Aside from Leighton and my mother, I had never been able to use my secret gift to intentionally enter anyone else’s head. I had always supposed it was familiarity that allowed me such easy access into their minds, but I also knew that my psychic ability sometimes had a farther reach. Most especially when I was sleeping, in fact. It had started to happen when I was around eight or nine, but of course for a long time I thought they were dreams. Dreams where I was in someone else’s head, looking through their eyes, hearing them speak and feeling their innermost emotions like they were my own.

Now as I lay in my new bed of my new home, I closed my eyes, hoping that something interesting would come my way as I surrendered my mind to slumber.

***

Generally I didn’t like looking through the eyes of men, and I knew this one was a man as soon as I saw the huge black boots crossed on the desk in front of me. He was clipping the end off of a cigar with two great hairy hands that looked rather old in a pale blue room with expensive-looking paintings on every wall. He lit the cigar and I felt the wave of satisfaction he got from the first long inhale he took.
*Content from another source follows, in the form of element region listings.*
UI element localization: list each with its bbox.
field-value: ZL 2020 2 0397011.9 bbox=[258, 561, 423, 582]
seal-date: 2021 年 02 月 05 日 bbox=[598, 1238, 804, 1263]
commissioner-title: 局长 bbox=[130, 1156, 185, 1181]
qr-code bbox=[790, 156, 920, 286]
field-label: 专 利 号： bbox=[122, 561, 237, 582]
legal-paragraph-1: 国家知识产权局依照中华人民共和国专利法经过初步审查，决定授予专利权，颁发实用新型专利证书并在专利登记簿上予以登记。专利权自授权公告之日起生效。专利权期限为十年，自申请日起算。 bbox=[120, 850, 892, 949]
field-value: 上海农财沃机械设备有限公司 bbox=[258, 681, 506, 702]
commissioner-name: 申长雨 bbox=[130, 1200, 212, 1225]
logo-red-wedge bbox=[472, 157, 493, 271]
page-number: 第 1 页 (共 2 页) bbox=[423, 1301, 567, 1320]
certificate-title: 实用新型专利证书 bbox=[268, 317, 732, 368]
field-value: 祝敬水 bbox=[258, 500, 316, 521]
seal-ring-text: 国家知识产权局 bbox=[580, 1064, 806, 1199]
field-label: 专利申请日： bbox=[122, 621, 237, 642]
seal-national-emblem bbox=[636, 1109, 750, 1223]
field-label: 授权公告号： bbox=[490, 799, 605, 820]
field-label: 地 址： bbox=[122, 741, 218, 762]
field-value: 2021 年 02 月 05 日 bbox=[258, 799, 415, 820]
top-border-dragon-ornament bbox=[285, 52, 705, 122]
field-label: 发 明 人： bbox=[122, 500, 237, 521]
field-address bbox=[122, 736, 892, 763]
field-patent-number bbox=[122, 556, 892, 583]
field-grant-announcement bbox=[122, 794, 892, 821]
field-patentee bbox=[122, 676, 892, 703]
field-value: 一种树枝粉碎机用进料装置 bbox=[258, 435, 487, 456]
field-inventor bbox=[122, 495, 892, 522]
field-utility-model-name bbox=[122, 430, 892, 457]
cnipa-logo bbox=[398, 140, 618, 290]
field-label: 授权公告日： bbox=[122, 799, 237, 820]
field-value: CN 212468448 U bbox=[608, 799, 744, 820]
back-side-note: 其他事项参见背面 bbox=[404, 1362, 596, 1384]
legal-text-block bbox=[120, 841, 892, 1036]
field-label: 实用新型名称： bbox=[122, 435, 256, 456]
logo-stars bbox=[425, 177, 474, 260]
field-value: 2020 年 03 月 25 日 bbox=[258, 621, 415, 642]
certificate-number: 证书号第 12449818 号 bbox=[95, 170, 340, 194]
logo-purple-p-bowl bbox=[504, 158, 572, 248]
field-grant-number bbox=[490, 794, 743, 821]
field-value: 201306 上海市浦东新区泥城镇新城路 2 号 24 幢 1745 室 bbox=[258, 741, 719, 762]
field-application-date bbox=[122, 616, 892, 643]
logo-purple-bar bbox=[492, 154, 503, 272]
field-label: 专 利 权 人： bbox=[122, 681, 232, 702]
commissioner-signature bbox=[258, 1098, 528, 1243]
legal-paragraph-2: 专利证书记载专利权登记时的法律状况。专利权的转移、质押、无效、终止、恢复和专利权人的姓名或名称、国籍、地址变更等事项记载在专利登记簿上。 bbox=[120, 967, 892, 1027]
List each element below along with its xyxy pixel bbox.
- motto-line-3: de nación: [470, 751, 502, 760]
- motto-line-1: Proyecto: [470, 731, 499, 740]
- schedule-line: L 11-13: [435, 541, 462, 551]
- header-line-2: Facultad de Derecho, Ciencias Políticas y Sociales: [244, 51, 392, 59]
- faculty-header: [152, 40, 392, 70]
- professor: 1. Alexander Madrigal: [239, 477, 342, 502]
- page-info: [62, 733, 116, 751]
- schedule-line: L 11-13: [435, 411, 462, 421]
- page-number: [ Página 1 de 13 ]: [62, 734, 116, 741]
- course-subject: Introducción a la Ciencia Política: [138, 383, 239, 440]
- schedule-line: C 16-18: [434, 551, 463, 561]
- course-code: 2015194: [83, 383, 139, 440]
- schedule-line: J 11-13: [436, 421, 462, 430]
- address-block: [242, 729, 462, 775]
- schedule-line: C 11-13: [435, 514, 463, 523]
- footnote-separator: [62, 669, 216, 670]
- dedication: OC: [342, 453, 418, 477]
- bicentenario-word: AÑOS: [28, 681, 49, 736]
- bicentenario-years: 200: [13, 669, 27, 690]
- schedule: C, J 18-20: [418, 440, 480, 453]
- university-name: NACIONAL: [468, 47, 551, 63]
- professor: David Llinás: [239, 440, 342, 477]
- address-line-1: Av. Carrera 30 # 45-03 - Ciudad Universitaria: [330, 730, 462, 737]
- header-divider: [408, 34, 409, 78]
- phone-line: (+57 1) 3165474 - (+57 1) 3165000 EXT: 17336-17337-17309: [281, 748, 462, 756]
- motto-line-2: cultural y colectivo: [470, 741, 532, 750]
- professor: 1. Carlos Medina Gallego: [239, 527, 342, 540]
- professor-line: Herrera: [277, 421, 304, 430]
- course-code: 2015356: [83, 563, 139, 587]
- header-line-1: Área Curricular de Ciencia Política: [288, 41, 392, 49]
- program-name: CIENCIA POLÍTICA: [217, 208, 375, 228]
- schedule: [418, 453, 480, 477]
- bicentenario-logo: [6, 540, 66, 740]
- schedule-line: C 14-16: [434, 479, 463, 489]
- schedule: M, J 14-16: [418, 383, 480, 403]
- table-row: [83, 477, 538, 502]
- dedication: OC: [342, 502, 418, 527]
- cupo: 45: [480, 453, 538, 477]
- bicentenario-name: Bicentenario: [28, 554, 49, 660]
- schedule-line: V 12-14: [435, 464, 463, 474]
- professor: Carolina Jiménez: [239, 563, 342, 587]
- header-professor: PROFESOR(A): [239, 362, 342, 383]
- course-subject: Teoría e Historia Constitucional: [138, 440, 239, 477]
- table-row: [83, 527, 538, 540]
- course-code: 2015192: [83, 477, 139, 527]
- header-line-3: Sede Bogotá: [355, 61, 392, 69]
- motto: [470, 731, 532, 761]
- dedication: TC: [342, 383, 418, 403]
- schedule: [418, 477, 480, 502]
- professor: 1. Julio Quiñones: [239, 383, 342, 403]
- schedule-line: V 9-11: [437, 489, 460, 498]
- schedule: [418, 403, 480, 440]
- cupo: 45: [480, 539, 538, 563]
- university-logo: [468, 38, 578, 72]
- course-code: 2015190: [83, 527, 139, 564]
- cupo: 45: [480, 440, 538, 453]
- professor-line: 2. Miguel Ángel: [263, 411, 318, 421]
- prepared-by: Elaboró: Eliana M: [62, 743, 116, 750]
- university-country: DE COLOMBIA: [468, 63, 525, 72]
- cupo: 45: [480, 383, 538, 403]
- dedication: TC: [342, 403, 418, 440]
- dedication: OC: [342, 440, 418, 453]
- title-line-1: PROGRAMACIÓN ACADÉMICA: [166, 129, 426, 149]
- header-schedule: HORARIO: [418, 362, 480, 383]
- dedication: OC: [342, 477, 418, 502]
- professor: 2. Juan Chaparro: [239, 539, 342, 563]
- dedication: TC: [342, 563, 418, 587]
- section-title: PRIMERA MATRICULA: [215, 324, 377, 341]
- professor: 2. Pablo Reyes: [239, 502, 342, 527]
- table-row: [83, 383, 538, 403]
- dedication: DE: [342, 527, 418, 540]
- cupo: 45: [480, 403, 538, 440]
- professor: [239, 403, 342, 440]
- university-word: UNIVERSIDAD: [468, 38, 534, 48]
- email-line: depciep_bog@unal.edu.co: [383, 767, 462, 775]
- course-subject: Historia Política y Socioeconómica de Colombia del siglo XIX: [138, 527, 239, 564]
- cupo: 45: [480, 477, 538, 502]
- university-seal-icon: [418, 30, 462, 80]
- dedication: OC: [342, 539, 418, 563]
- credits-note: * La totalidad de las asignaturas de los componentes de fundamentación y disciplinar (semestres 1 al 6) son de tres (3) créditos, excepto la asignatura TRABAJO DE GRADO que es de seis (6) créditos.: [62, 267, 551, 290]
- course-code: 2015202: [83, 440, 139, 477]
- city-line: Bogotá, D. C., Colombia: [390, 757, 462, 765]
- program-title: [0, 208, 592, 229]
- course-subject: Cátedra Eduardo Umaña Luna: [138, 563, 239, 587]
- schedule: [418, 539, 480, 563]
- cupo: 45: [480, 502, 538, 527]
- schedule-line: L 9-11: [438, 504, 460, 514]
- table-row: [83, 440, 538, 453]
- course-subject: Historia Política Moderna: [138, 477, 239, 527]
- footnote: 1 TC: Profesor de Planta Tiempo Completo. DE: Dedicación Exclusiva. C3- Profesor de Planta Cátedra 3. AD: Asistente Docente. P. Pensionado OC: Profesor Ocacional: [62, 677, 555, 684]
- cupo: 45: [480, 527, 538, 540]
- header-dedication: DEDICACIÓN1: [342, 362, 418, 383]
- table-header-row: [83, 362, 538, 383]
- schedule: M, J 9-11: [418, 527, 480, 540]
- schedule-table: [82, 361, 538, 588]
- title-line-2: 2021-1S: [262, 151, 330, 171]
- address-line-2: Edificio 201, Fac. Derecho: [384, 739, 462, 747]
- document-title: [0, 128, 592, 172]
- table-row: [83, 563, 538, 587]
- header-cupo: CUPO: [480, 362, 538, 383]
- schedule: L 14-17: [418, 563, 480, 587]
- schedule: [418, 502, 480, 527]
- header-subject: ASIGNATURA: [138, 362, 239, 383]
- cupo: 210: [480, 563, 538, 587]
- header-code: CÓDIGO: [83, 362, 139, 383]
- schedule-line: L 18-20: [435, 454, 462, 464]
I was grateful at least that my powers did not extend to having to smell the smoke from the beastly thing, and I hoped that they never would.

The smoking man wasn’t alone in his room for long. He turned my viewpoint to a set of doors painted in blue and gold as another man entered the room. My man leapt out of his seat so fast I felt sick from the transition; he was standing upright and saying something to the new chap in a language that I didn’t understand. I saw the new arrival properly then, in his grey-green suit and trousers. No, not a suit. A uniform. His collar had two red rectangles sticking out under his fat chin, each covered in golden leaf patterns. A row of coloured medals adorned the man’s chest and his hat bore the symbol of a bird of prey in flight, with a u-shaped golden laurel thing and what looked like a target in the middle. And under the bird of prey was a symbol I knew. A swastika.